- The Washington Times - Friday, March 13, 2009

BEIJING (AP) - China is ready to expand its stimulus if the impact of the global slowdown worsens, its top economic official said Friday, and he appealed to Washington to safeguard the value of Beijing’s U.S. assets.

“We already have our plans ready to tackle even more difficult times, and to do that we have reserved adequate ammunition,” Premier Wen Jiabao said at a news conference following the close of China’s annual legislative meeting. “That means that at any time we can introduce new stimulus policies.”

Wen expressed confidence China can emerge from its slump “at an early date,” saying the country and the world should be better off next year.

But he gave no details of possible additional stimulus, nor did he say under what conditions Beijing might expand its 4 trillion yuan ($586 billion) package to boost growth in the world’s third-largest economy.

Wen and other officials have pointed to rising bank lending, power demand and other tentative signs the stimulus is taking effect. But growth in consumer spending is weakening, suggesting it has yet to spur private sector spending and investment, which analysts say will be key to its success.



The premier expressed concern about the safety of its vast holdings of U.S. Treasury securities and other debt.
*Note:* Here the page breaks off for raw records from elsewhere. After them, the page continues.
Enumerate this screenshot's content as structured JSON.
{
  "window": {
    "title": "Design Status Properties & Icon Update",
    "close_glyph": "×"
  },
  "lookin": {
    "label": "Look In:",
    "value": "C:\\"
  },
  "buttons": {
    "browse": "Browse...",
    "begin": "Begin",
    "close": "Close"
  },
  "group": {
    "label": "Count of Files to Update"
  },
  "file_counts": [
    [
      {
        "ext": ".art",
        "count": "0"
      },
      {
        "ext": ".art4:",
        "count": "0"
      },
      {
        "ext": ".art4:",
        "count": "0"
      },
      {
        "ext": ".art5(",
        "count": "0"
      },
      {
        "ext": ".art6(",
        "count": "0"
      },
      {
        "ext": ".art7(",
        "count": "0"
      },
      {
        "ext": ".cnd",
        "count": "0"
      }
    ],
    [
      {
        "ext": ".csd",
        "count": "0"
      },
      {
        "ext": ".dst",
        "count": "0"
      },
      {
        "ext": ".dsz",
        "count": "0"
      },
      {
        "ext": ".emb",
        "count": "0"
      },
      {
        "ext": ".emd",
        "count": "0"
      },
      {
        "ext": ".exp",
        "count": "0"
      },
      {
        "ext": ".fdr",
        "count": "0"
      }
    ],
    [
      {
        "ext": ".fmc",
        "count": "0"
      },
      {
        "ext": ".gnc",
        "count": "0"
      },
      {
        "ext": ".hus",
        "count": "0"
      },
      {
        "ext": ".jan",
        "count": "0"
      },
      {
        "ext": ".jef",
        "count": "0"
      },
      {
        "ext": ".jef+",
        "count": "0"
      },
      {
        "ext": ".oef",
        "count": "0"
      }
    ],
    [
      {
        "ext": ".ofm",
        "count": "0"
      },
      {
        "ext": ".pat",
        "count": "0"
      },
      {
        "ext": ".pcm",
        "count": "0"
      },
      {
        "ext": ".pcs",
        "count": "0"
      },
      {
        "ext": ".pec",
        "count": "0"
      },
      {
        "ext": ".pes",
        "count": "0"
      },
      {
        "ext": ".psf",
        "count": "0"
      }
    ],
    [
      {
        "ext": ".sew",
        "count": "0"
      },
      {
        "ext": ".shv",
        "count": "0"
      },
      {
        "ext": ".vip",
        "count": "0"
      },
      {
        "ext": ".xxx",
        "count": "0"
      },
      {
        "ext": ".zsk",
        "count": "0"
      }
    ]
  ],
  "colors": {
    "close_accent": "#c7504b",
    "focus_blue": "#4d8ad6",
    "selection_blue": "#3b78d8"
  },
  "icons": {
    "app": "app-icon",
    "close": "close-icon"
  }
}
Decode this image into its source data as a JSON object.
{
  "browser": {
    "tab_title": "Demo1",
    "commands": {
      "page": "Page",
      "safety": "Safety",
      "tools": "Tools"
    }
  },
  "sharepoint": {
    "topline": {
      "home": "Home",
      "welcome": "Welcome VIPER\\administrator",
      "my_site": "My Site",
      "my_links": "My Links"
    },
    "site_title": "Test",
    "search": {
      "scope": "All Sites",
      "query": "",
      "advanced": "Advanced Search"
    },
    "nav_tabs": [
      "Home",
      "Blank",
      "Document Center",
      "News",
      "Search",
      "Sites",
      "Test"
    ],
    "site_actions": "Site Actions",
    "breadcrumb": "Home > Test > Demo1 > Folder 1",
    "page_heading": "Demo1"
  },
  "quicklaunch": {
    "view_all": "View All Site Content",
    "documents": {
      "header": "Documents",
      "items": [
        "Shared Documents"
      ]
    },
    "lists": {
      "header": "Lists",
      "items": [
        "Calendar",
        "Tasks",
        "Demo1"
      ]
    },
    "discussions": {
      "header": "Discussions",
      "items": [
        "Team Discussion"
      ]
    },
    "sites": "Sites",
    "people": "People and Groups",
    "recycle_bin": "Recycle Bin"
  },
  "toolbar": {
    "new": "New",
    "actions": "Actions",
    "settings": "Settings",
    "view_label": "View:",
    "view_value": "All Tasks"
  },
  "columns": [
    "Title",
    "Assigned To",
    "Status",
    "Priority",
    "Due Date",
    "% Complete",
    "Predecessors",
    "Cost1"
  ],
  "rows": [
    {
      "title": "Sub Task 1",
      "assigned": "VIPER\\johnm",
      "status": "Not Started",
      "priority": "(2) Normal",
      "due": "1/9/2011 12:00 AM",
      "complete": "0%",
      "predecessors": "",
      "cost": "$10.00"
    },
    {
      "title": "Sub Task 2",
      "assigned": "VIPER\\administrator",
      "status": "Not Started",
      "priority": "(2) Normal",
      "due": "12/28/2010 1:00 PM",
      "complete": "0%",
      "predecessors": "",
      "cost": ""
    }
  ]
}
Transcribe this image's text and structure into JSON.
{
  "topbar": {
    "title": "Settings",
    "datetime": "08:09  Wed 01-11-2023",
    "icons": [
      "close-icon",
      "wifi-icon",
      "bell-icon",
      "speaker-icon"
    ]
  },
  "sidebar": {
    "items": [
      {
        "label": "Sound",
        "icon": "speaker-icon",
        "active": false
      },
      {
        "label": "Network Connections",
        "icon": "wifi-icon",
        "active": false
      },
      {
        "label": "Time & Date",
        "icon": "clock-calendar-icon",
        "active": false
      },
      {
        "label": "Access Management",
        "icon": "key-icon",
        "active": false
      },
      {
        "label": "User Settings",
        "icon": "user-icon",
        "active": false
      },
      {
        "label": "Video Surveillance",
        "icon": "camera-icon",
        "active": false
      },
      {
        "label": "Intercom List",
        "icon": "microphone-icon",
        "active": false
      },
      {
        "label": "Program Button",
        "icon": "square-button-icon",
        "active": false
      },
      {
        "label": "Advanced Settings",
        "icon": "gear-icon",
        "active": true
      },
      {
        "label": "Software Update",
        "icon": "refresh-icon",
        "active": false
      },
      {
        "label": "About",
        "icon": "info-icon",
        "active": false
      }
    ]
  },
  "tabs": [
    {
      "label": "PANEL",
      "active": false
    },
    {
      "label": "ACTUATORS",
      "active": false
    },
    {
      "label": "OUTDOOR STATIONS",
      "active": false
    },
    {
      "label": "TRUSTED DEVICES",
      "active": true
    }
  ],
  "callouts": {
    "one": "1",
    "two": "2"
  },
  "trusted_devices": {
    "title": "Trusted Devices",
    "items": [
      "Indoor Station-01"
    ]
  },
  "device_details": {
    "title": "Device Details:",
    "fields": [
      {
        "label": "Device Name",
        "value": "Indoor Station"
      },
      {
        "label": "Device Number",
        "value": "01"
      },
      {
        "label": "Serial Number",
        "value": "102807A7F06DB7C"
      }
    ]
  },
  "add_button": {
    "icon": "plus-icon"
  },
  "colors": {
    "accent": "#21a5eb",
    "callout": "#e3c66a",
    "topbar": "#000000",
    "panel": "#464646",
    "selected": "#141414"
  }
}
He noted that China is the biggest foreign creditor to the United States and appealed to Washington to make sure its response to the financial crisis does not damage the value of Beijing’s holdings.

“We have made a huge amount of loans to the United States. Of course we are concerned about the safety of our assets. To be honest, I’m a little bit worried,” Wen said. “I would like to call on the United States to honor its words, stay a credible nation and ensure the safety of Chinese assets.”

Analysts estimate that nearly half of China’s $2 trillion in currency reserves are in U.S. Treasuries and notes issued by other government-affiliated agencies.

Last month, during her visit to China, Secretary of State Hillary Rodham Clinton sought to reassure Beijing that Treasury notes and other government debt would remain a reliable investment.

Communist leaders worry about rising job losses and possible unrest amid a trade slump that saw Chinese exports fall 25.7 percent in February from a year earlier. They have promised to spend heavily to create jobs and boost exports.

Wen said Beijing can meet its 2009 growth target of 8 percent, despite skepticism by private sector economists, who expect as little as 5 percent. That would be the strongest of any major country but could lead to more waves of job cuts.

“I really believe we will be able to walk out of the shadow of the financial crisis at an early date,” he said. “After this trial, I believe the Chinese economy will show greater vitality.”

The premier promised to focus on job creation and give more help to smaller companies, which he said generate 90 percent of Chinese new employment.

“We will pay all attention possible to this issue and we will never overlook this issue,” he said.